Immaginate Belle And Sebastian che scrivono un libro. O meglio: immaginate il libro che chi conosca Belle And Sebastian solo per sentito dire immagina che loro potrebbero scrivere. Sarebbe ovviamente una storia di introversione, di relazioni umane difficoltose, ambientata in un luogo che sia il più possibile per definizione "inglese" (tipo: un giardino, un parco, qualcosa in cui la natura venga riconoscibilmente modellata dalla mano umana). Chi ha familiarità con la puntigliosa pignoleria narrativa di B&S starà in realtà già sbuffando: ridurre a stereotipo ciò che è per sua stessa intima natura lontano da qualunque stereotipo non li farà per nulla contenti. E se poi proprio bisogna parlare del campo d’indagine della poetica di Belle And Sebastian, si parli allora - piuttosto, quasi si trattasse del titolo di un dottorato di ricerca - di "difficoltà nella dimensione politica delle relazioni umane"...

Entra in scena Stuart David. O meglio: esce di scena Stuart David, il bassista, che lascia B&S all’indomani delle registrazioni di Fold Your Hands Child, You Walk Like A Peasant per concentrarsi sui "suoi" LOOPER, che c’entrano con B&S quanto Isaac Asimov potrebbe c’entrare con Geoffrey Chaucher. Ed entra in scena Stuart David, che nel 1999 pubblica il suo primo romanzo, Nalda Said, scritto in realtà tre anni prima (quindi in piena epopea B&S), ed uscito in questi giorni in traduzione italiana per la Piccola Biblioteca Oscar Mondadori con il titolo Nalda diceva. Totalino degli anni trascorsi dalla sua stesura al suo atterraggio nella Feltrinelli all’angolo: sei.
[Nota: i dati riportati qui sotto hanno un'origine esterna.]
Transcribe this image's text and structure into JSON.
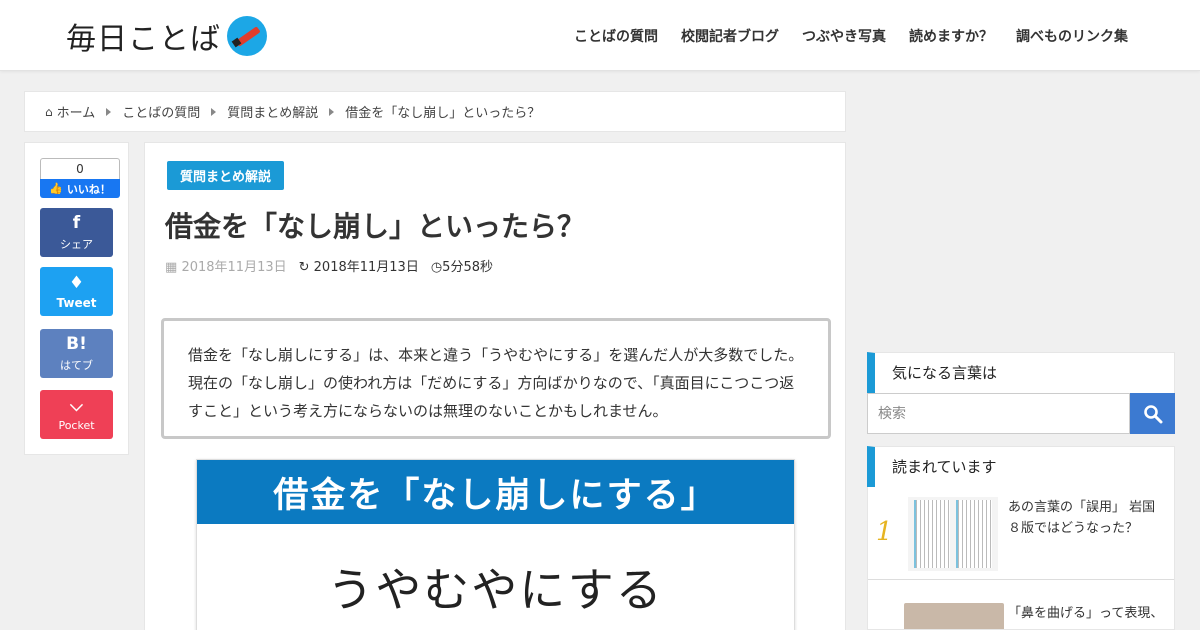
{
  "header": {
    "logo_text": "毎日ことば",
    "nav": [
      "ことばの質問",
      "校閲記者ブログ",
      "つぶやき写真",
      "読めますか？",
      "調べものリンク集"
    ]
  },
  "breadcrumb": {
    "home": "ホーム",
    "items": [
      "ことばの質問",
      "質問まとめ解説",
      "借金を「なし崩し」といったら？"
    ]
  },
  "share": {
    "like_count": "0",
    "like_label": "いいね！",
    "facebook": "シェア",
    "twitter": "Tweet",
    "hatena_icon": "B!",
    "hatena": "はてブ",
    "pocket": "Pocket"
  },
  "article": {
    "category": "質問まとめ解説",
    "title": "借金を「なし崩し」といったら？",
    "published": "2018年11月13日",
    "updated": "2018年11月13日",
    "read_time": "5分58秒",
    "summary": "借金を「なし崩しにする」は、本来と違う「うやむやにする」を選んだ人が大多数でした。現在の「なし崩し」の使われ方は「だめにする」方向ばかりなので、「真面目にこつこつ返すこと」という考え方にならないのは無理のないことかもしれません。",
    "eyecatch_heading": "借金を「なし崩しにする」",
    "eyecatch_body": "うやむやにする"
  },
  "sidebar": {
    "widget1_title": "気になる言葉は",
    "search_placeholder": "検索",
    "widget2_title": "読まれています",
    "ranking": [
      {
        "rank": "1",
        "title": "あの言葉の「誤用」 岩国８版ではどうなった？"
      },
      {
        "rank": "",
        "title": "「鼻を曲げる」って表現、"
      }
    ]
  },
  "colors": {
    "accent": "#1b9ad6",
    "facebook": "#3b5998",
    "twitter": "#1da1f2",
    "hatena": "#5d81bf",
    "pocket": "#ef4056",
    "search_button": "#3c7ad1",
    "rank_gold": "#e6b422"
  }
}
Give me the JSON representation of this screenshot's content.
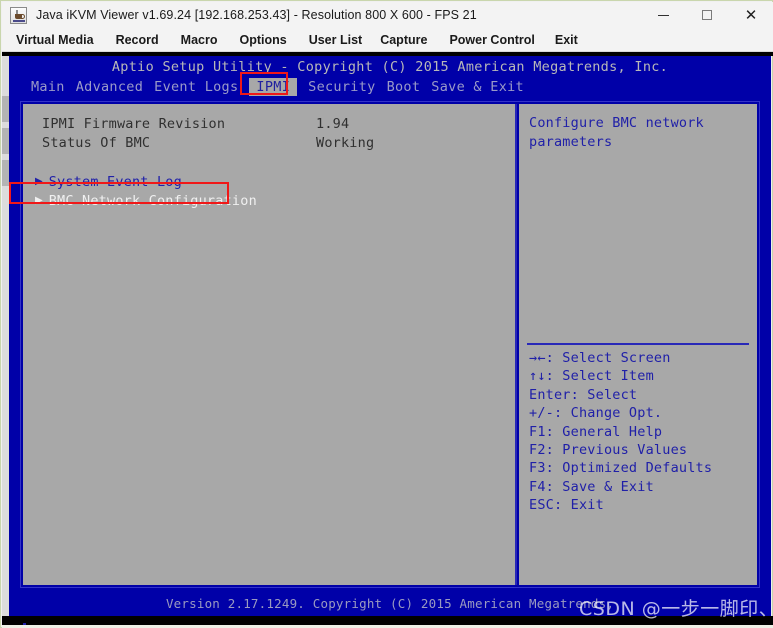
{
  "window": {
    "title": "Java iKVM Viewer v1.69.24 [192.168.253.43]  - Resolution 800 X 600 - FPS 21",
    "icon": "java-coffee-cup-icon",
    "controls": {
      "minimize": "minimize-icon",
      "maximize": "maximize-icon",
      "close": "close-icon"
    }
  },
  "menubar": {
    "items": [
      {
        "label": "Virtual Media"
      },
      {
        "label": "Record"
      },
      {
        "label": "Macro"
      },
      {
        "label": "Options"
      },
      {
        "label": "User List"
      },
      {
        "label": "Capture"
      },
      {
        "label": "Power Control"
      },
      {
        "label": "Exit"
      }
    ]
  },
  "bios": {
    "header": "Aptio Setup Utility - Copyright (C) 2015 American Megatrends, Inc.",
    "tabs": [
      {
        "label": "Main",
        "selected": false
      },
      {
        "label": "Advanced",
        "selected": false
      },
      {
        "label": "Event Logs",
        "selected": false
      },
      {
        "label": "IPMI",
        "selected": true
      },
      {
        "label": "Security",
        "selected": false
      },
      {
        "label": "Boot",
        "selected": false
      },
      {
        "label": "Save & Exit",
        "selected": false
      }
    ],
    "info_rows": [
      {
        "label": "IPMI Firmware Revision",
        "value": "1.94"
      },
      {
        "label": "Status Of BMC",
        "value": "Working"
      }
    ],
    "nav_items": [
      {
        "label": "System Event Log",
        "arrow": "triangle-right-icon",
        "selected": false
      },
      {
        "label": "BMC Network Configuration",
        "arrow": "triangle-right-icon",
        "selected": true
      }
    ],
    "help_text": "Configure BMC network parameters",
    "legend": [
      {
        "key": "→←",
        "action": ": Select Screen"
      },
      {
        "key": "↑↓",
        "action": ": Select Item"
      },
      {
        "key": "Enter",
        "action": ": Select"
      },
      {
        "key": "+/-",
        "action": ": Change Opt."
      },
      {
        "key": "F1",
        "action": ": General Help"
      },
      {
        "key": "F2",
        "action": ": Previous Values"
      },
      {
        "key": "F3",
        "action": ": Optimized Defaults"
      },
      {
        "key": "F4",
        "action": ": Save & Exit"
      },
      {
        "key": "ESC",
        "action": ": Exit"
      }
    ],
    "legend_text": "→←: Select Screen\n↑↓: Select Item\nEnter: Select\n+/-: Change Opt.\nF1: General Help\nF2: Previous Values\nF3: Optimized Defaults\nF4: Save & Exit\nESC: Exit",
    "version": "Version 2.17.1249. Copyright (C) 2015 American Megatrends,"
  },
  "watermark": "CSDN @一步一脚印、",
  "annotations": [
    {
      "name": "ipmi-tab-highlight"
    },
    {
      "name": "bmc-network-configuration-highlight"
    }
  ],
  "colors": {
    "bios_background": "#0000a8",
    "panel_background": "#a8a8a8",
    "panel_border": "#3434c8",
    "bios_text": "#b8b8b8",
    "help_text": "#2020a8",
    "selected_text": "#f0f0f0",
    "annotation_red": "#f01818",
    "titlebar_background": "#f3f3f3"
  }
}
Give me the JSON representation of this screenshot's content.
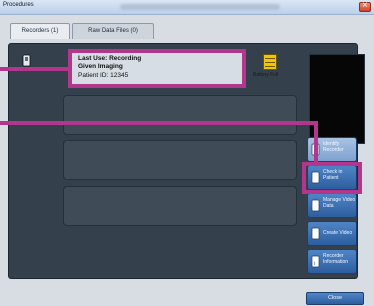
{
  "window": {
    "title": "Procedures"
  },
  "tabs": [
    {
      "label": "Recorders (1)"
    },
    {
      "label": "Raw Data Files (0)"
    }
  ],
  "recorder": {
    "last_use": "Last Use: Recording",
    "status": "Given Imaging",
    "patient": "Patient ID:   12345",
    "battery": "Battery Full"
  },
  "actions": [
    {
      "label": "Identify Recorder",
      "icon": "recorder-icon"
    },
    {
      "label": "Check in Patient",
      "icon": "recorder-icon"
    },
    {
      "label": "Manage Video Data",
      "icon": "recorder-icon"
    },
    {
      "label": "Create Video",
      "icon": "recorder-icon"
    },
    {
      "label": "Recorder Information",
      "icon": "recorder-info-icon"
    }
  ],
  "footer": {
    "close_label": "Close"
  },
  "colors": {
    "annotation": "#b3368d",
    "panel": "#34404b",
    "button": "#2d5e9f",
    "battery": "#f1c500"
  }
}
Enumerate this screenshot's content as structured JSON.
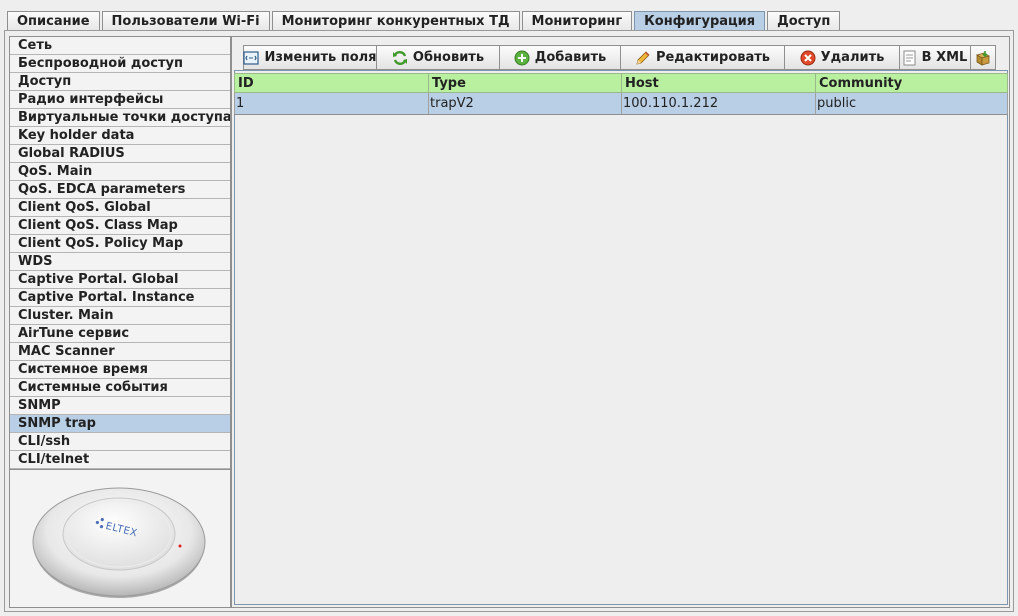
{
  "top_tabs": [
    {
      "label": "Описание",
      "active": false
    },
    {
      "label": "Пользователи Wi-Fi",
      "active": false
    },
    {
      "label": "Мониторинг конкурентных ТД",
      "active": false
    },
    {
      "label": "Мониторинг",
      "active": false
    },
    {
      "label": "Конфигурация",
      "active": true
    },
    {
      "label": "Доступ",
      "active": false
    }
  ],
  "sidebar": {
    "items": [
      {
        "label": "Сеть"
      },
      {
        "label": "Беспроводной доступ"
      },
      {
        "label": "Доступ"
      },
      {
        "label": "Радио интерфейсы"
      },
      {
        "label": "Виртуальные точки доступа"
      },
      {
        "label": "Key holder data"
      },
      {
        "label": "Global RADIUS"
      },
      {
        "label": "QoS. Main"
      },
      {
        "label": "QoS. EDCA parameters"
      },
      {
        "label": "Client QoS. Global"
      },
      {
        "label": "Client QoS. Class Map"
      },
      {
        "label": "Client QoS. Policy Map"
      },
      {
        "label": "WDS"
      },
      {
        "label": "Captive Portal. Global"
      },
      {
        "label": "Captive Portal. Instance"
      },
      {
        "label": "Cluster. Main"
      },
      {
        "label": "AirTune сервис"
      },
      {
        "label": "MAC Scanner"
      },
      {
        "label": "Системное время"
      },
      {
        "label": "Системные события"
      },
      {
        "label": "SNMP"
      },
      {
        "label": "SNMP trap"
      },
      {
        "label": "CLI/ssh"
      },
      {
        "label": "CLI/telnet"
      }
    ],
    "active_label": "SNMP trap",
    "device_logo": "ELTEX"
  },
  "toolbar": {
    "change_fields": "Изменить поля",
    "refresh": "Обновить",
    "add": "Добавить",
    "edit": "Редактировать",
    "delete": "Удалить",
    "to_xml": "В XML"
  },
  "table": {
    "columns": [
      "ID",
      "Type",
      "Host",
      "Community"
    ],
    "rows": [
      [
        "1",
        "trapV2",
        "100.110.1.212",
        "public"
      ]
    ]
  },
  "colors": {
    "selected": "#b8cfe5",
    "header_green": "#b9f0a0",
    "background": "#eeeeee"
  }
}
Nel frattempo Stuart ha, come si diceva, lasciato B&S, fondato i Looper (che usciranno prima dell’estate 2002 con il loro secondo album, The Snare) e pubblicato un secondo romanzo - The Peacock Manifesto - che è uscito in Uk circa un mese fa e sta creando un piccolo caso grazie anche ad un bizzarro gioco di rimandi tra realtà e fiction (in pratica: contemporaneamente alla pubblicazione salta fuori questo tipo, un americano, un piccolo pregiudicato per crimini di poco conto, che sostiene di essere il vero ispiratore della storia scritta da Stuart... maggiori dettagli qui). E noi? Noi niente (per ora). Tranne un libro piccino e tenerissimo nel quale è tempo sprecato cercare di trovare una qualunque continuità con il mondo di Belle And Sebastian. Nalda diceva è la storia di un personaggio che... che non si capisce bene chi sia o quale sia il suo stato di salute mentale, per dirla tutta. Si sa che è stato allevato da una zia (Nalda appunto), che gli ha imbastito tutta una serie di storie bellissime e fantasiose sulle sue origini e quelle della sua famiglia, e soprattutto gli ha insegnato ad essere un bravissimo giardiniere, il più bravo di tutti. E si sa che "T" (è tutto ciò che lui rivela al lettore circa il suo nome...) periodicamente scappa via, facendo perdere le proprie tracce, per paura di qualcosa che non sarebbe giusto vi rivelassimo qui, e che vi accorgerete però di come possa essere agevolmente letto su due piani, uno oggettivo ed uno squisitamente simbolico (e su quello simbolico, ahinoi, ne converrete di come siamo tutti un po’ "T"...).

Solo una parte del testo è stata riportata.